Мне больно смотреть на нее такую. Настолько больно, что эта боль не помещается во мне и застывает слезами на глазах. Я надавил на них пальцами, чтобы затолкать их обратно.

На моих глазах Джексона посадили в машину и увезли в сопровождении еще двух полицейских машин. Теперь я с уверенностью могу сказать, что избавился от помехи на своей дороге, которая мешала нашему с Алисой счастью. Оно на свободе и теперь будет питать нас со всей своей силой. Его больше не окружают страхи, муки и терзания.

Глава сорок пятая

Алиса

Месяц спустя…

Открывать глаза и осознавать, что мне больше никто и ничто не угрожает — наивысшая степень удовольствия. Вот уже месяц я не могу привыкнуть и свыкнуться с мыслью, что нам с Уильямом больше никто не мешает. Мы можем спокойно жить и не думать о завтрашнем дне так, словно его у нас не будет. Отступили страхи, проблемы, отчаяние. Находясь рядом с Уилом мне даже иногда кажется, что страшных дней вовсе не было. Просто я когда-то спала очень долго и пребывала в кошмарном сне. Настолько я счастлива рядом с ним, что все пугающие и терзающие года быстро сгладились в моем сознании.

Первую неделю я еще побаивалась. Я смотрела на себя в зеркало и видела все последствия похищения. На щеке чернел синяк, что делал меня не привлекательной от слова совсем. Голова перебинтована. Щека вся в ссадинах, на животе бордовое пятно, как гематома. Я смотрела на себя и возвращалась в тот страшный момент, когда уже свыклась с холодеющий мыслей, что от Джексона мне никогда не избавиться. Я смотрела на себя и начинала плакать, не в силах вернуться в успокаивающую меня реальность, где Джексона больше нет.

Уильям бережно отводил меня от зеркала и начинал заново уверять в том, что все позади, а все остальное, что на мне осталось, это лишь дело времени. Уильям направлял мои мысли в другое русло, в настоящее время, где мы счастливы. Он начинал мягко целовать меня, говорить о нашей новой жизни, заставлял смеяться, говорил, как я красива. Он владел талантом убеждения или это просто я настолько зависима от него, что все делаю так, как он желает.

Спустя еще две недели я начала просыпаться с улыбкой, а в зеркало смотрела уже не с отвращением и слезами. Теперь я даже сама была в состоянии смазывать оставшиеся ссадины и синяки кремом, не утруждая этим делом Виви.

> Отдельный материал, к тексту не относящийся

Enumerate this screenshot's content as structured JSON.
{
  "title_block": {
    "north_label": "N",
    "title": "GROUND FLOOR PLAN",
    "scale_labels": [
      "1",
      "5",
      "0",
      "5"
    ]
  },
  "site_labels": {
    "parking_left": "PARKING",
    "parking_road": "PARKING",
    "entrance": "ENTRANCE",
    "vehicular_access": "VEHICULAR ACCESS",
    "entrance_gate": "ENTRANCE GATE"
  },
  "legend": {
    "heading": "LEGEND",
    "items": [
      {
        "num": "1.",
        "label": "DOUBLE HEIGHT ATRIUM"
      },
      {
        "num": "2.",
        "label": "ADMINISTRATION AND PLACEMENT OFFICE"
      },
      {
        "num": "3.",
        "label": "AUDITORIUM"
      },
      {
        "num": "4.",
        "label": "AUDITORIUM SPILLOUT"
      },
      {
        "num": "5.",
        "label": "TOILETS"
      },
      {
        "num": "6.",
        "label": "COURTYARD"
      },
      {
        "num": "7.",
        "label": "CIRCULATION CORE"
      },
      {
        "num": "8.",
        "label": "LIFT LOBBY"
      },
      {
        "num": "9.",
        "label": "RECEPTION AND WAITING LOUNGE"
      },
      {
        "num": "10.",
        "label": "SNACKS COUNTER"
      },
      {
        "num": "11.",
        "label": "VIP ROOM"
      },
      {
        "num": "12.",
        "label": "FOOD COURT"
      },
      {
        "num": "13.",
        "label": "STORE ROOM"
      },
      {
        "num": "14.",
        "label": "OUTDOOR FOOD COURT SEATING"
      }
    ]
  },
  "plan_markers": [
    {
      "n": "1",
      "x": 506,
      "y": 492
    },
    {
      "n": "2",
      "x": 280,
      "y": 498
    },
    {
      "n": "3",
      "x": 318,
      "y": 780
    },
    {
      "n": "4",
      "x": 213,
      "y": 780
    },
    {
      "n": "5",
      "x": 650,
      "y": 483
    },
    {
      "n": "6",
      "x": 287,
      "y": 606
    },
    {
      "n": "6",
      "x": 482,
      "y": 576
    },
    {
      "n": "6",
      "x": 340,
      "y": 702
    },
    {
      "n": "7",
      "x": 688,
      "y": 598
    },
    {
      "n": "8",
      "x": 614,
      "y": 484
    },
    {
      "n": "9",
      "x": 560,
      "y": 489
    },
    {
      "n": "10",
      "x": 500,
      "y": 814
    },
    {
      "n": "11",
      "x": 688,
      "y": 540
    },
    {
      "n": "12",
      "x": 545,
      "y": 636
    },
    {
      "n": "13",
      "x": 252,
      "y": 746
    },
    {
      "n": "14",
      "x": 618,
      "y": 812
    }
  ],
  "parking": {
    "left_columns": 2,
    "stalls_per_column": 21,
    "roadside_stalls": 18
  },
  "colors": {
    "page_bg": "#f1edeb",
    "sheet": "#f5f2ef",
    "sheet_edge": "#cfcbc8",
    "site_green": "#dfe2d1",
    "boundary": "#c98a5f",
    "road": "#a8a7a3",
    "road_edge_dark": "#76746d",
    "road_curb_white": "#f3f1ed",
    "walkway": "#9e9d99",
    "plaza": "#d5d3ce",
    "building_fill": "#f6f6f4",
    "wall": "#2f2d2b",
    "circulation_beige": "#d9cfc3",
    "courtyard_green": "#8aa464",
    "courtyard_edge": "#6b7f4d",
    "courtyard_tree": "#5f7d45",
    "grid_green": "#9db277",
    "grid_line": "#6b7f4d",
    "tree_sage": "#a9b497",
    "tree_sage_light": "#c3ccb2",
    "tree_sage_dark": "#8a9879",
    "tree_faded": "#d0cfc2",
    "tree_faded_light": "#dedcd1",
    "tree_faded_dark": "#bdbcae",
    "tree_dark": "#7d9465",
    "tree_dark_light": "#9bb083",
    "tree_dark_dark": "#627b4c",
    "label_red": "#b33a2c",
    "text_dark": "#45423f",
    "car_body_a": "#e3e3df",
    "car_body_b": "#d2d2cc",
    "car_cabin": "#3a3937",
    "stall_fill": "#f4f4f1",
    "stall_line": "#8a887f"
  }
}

Она всегда была рядом со мной, пока Уильям находился на работе и посвящал свои дни на расследование дела Джексона, чтобы для него устроили суд как можно скорее. Уильям уверял меня, что мне нечего бояться, поскольку Джексону уже не спастись от натиска закона.

Против него дали показания все: Каролина — журналист из Нью-Йорка, доктор Адан, который, к сожалению, тоже будет проводить свое наказание под стражей, при этом справляясь со смертью своей дочери.

Меган серьезно оступилась, когда не смогла получить ответную любовь от Уила. Осознание, что Уильям никогда не ответит на ее чувства, буквально уничтожило ее всю — здравый рассудок, доброе сердце, внутренний голос совести, вывернула наизнанку всю горящую в муках душу. От захлестнувшегося отчаяния она совершила большую ошибку, рассказав Джексону о моем местоположении. Меган захотела все исправить, когда голос разума все же снес ее желание отомстить Уильяму за себя и отца, которого он посадил за решетку. Поэтому она пришла, чтобы спасти меня. Но вот только Джексон совершенно беспощадный, а она, увы, об этом не знала.

Мне до глубины души и до боли в сердце жаль доктора Адана, который сейчас потерял весь смысл своей жизни. Дело, к которому он горел, оказалась деятельностью, которая убивала людей, а его дочь потерялась в чувствах, которые свели ее с ума, поскольку она не справилась с жестокой стороной любви и она, в свою очередь, подвела ее к гибели.

Уильям, по просьбе доктора, устроил церемонию похорон, хотя до сих пор был очень зол на нее. Но он не смог проигнорировать последнюю волю доктора Адана, которую он озвучил на заседании суда. Я надеюсь, что со временем он сможет простить ее роковую ошибку. Так же, как и я.

Уильям даже смог найти и убедить прилететь моего первого психотерапевта — Маргарет Вульф. Когда я увидела ее, то смогла вспомнить. Она дала показания под присягой и дождалась суда над Джексоном в Чикаго. Именно она помогала мне справиться упорядочить свои эмоции и мысли, которые находились в беспорядочном положении после всех ужасающих событий. Она помогла привести мое душевное состояние в нужное русло и поспособствовала тому, чтобы я перестала думать о жизни с Джексоном и о его гнусных поступках, повлекшие за собой мои страдания.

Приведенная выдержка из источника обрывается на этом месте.